Balancing safety and energy efficiency
The shutdown comes as the state pursues two conflicting policies: ramping up energy efficiency in homes and businesses and protecting public health by limiting and shutting down public interaction due to the risks of COVID-19.
New Jersey is not the only state wrestling with the dilemma. “This is a huge issue because they can’t get into buildings and homes to do their work,’’ said Michael Timberlake of E2 (Environmental Entrepreneurs), a business group.
“There is limited access for these firms to get into homes,’’ agreed Eric Ford, executive director of the New Jersey Energy Coalition.
Kass said nearly all of the company’s business clients have told them to shut down work. “If the shutdown continues, we will be forced to lay off or furlough much of our workforce,’’ he said.
In a statement, the New Jersey Board of Public Utilities said it was concerned about delays, but more importantly about the possibility of layoffs.

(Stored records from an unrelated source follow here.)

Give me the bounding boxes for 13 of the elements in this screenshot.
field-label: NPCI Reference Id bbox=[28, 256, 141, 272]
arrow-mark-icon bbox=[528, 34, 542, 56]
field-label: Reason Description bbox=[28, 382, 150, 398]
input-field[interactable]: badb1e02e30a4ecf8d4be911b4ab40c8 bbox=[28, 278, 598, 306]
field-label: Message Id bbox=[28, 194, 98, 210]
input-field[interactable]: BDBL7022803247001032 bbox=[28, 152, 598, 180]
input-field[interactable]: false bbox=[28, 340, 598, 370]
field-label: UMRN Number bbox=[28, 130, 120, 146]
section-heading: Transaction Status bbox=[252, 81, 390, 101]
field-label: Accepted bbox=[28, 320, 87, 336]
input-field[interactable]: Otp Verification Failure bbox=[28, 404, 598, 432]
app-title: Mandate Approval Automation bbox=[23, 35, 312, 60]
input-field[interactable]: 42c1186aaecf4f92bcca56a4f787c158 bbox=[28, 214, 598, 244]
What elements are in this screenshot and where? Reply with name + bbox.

“The COVID-19 pandemic is obviously an extraordinary circumstance, and while some work may not continue in the short term, it is our expectation that energy efficiency will move forward in the long term, the agency said.
The board did not address the question of whether they are going to address concerns of energy-efficiency firms to deal with the crisis.

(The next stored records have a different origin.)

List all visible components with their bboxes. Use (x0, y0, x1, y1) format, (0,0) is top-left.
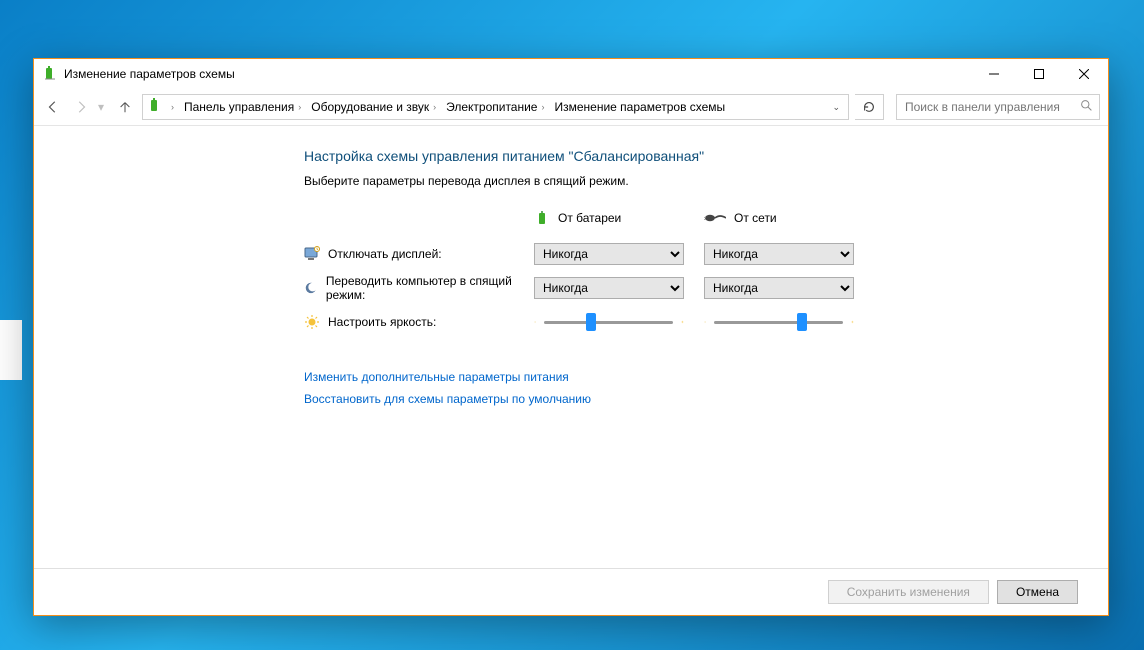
links-section: Изменить дополнительные параметры питани… (304, 370, 984, 406)
forward-button[interactable] (70, 96, 92, 118)
breadcrumb-control-panel[interactable]: Панель управления› (182, 100, 305, 114)
page-subtext: Выберите параметры перевода дисплея в сп… (304, 174, 984, 188)
power-plan-icon (42, 66, 58, 82)
sun-bright-icon (851, 314, 854, 330)
back-button[interactable] (42, 96, 64, 118)
select-display-plugged[interactable]: Никогда (704, 243, 854, 265)
breadcrumb-power-options[interactable]: Электропитание› (444, 100, 548, 114)
search-box[interactable] (896, 94, 1100, 120)
select-sleep-plugged[interactable]: Никогда (704, 277, 854, 299)
select-sleep-battery[interactable]: Никогда (534, 277, 684, 299)
window-title: Изменение параметров схемы (64, 67, 235, 81)
refresh-button[interactable] (855, 94, 884, 120)
titlebar: Изменение параметров схемы (34, 59, 1108, 89)
sun-dim-icon (534, 316, 536, 328)
breadcrumb-current[interactable]: Изменение параметров схемы (552, 100, 727, 114)
minimize-button[interactable] (971, 60, 1016, 89)
sun-dim-icon (704, 316, 706, 328)
label-sleep: Переводить компьютер в спящий режим: (304, 268, 524, 308)
address-dropdown[interactable]: ⌄ (828, 102, 844, 113)
column-header-plugged: От сети (704, 211, 864, 239)
link-restore-defaults[interactable]: Восстановить для схемы параметры по умол… (304, 392, 984, 406)
slider-brightness-plugged[interactable] (714, 321, 843, 324)
column-header-battery: От батареи (534, 210, 694, 240)
label-turn-off-display: Отключать дисплей: (304, 240, 524, 268)
content-area: Настройка схемы управления питанием "Сба… (34, 126, 1108, 592)
history-dropdown[interactable]: ▾ (98, 100, 108, 114)
address-bar[interactable]: › Панель управления› Оборудование и звук… (142, 94, 849, 120)
label-brightness: Настроить яркость: (304, 308, 524, 336)
sun-icon (304, 314, 320, 330)
power-plan-icon-small (147, 98, 163, 117)
desktop-background-stripe (0, 320, 22, 380)
monitor-icon (304, 246, 320, 262)
slider-brightness-battery[interactable] (544, 321, 673, 324)
control-panel-window: Изменение параметров схемы ▾ › Панель уп… (33, 58, 1109, 616)
search-icon (1080, 99, 1093, 115)
close-button[interactable] (1061, 60, 1106, 89)
search-input[interactable] (903, 99, 1080, 115)
page-heading: Настройка схемы управления питанием "Сба… (304, 148, 984, 164)
settings-grid: От батареи От сети Отключать дисплей: Ни… (304, 210, 984, 336)
footer-bar: Сохранить изменения Отмена (34, 568, 1108, 615)
cancel-button[interactable]: Отмена (997, 580, 1078, 604)
plug-icon (704, 212, 726, 224)
nav-row: ▾ › Панель управления› Оборудование и зв… (34, 89, 1108, 126)
maximize-button[interactable] (1016, 60, 1061, 89)
breadcrumb-root-chevron[interactable]: › (167, 102, 178, 112)
up-button[interactable] (114, 96, 136, 118)
link-advanced-power-settings[interactable]: Изменить дополнительные параметры питани… (304, 370, 984, 384)
save-button[interactable]: Сохранить изменения (828, 580, 989, 604)
sun-bright-icon (681, 314, 684, 330)
select-display-battery[interactable]: Никогда (534, 243, 684, 265)
moon-icon (304, 280, 318, 296)
battery-icon (534, 210, 550, 226)
breadcrumb-hardware-sound[interactable]: Оборудование и звук› (309, 100, 440, 114)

The problem is also impacting energy-efficiency programs in Connecticut and New York, where officials have been more aggressive in trying to rectify the problems, or at the very least make changes in their programs to be able to jump-start energy efficiency programs when the health crisis ends.
Erin Cosgrove, policy counsel for the Energy Efficiency Alliance of New Jersey, said her organization is trying to set up a meeting with the BPU to address the issue. “We are worried that the industry might not exist if nothing is done,’’ she said.
Deep cuts to staff
In talks with her members, Cosgrove said she has heard reports of some companies furloughing or cutting salary for 80% of their staff. A few companies have laid off half of their staff and some smaller companies have had to lay off all of their staff, Cosgrove said.
Smaller companies and projects are particularly hurting, according to Cosgrove. That may be because larger projects are able to shift more of the work offsite, spending time on project design and development, she said.
The turmoil occurs as the BPU is trying to develop a new energy-efficiency program to comply with a nearly two-year-old law to force gas and electric utilities to ramp up energy savings for their customers. The proposal has received mixed reviews from the sector.
With increased social-distancing requirements, as families isolate themselves, energy-efficiency work is swiftly dropping, according to the American Council for an Energy Efficient-Economy.
“Many contractors have had to lay off staff. We have no way of knowing what the long-term ramifications will be or if we’ll have to practice social distancing on an intermittent basis as some health experts suggest,’’ said Tom Churchelow, president and CEO of the New Jersey Utilities Association.
New Jersey is expecting to adopt a new program to promote energy efficiency sometime this May, according to the BPU staff. It has long been considered a key component of the Murphy administration’s plan to achieve 100% clean energy by 2050. It would require electric utilities to cut energy use by their customers by 2% a year and gas customers by 0.75% annually.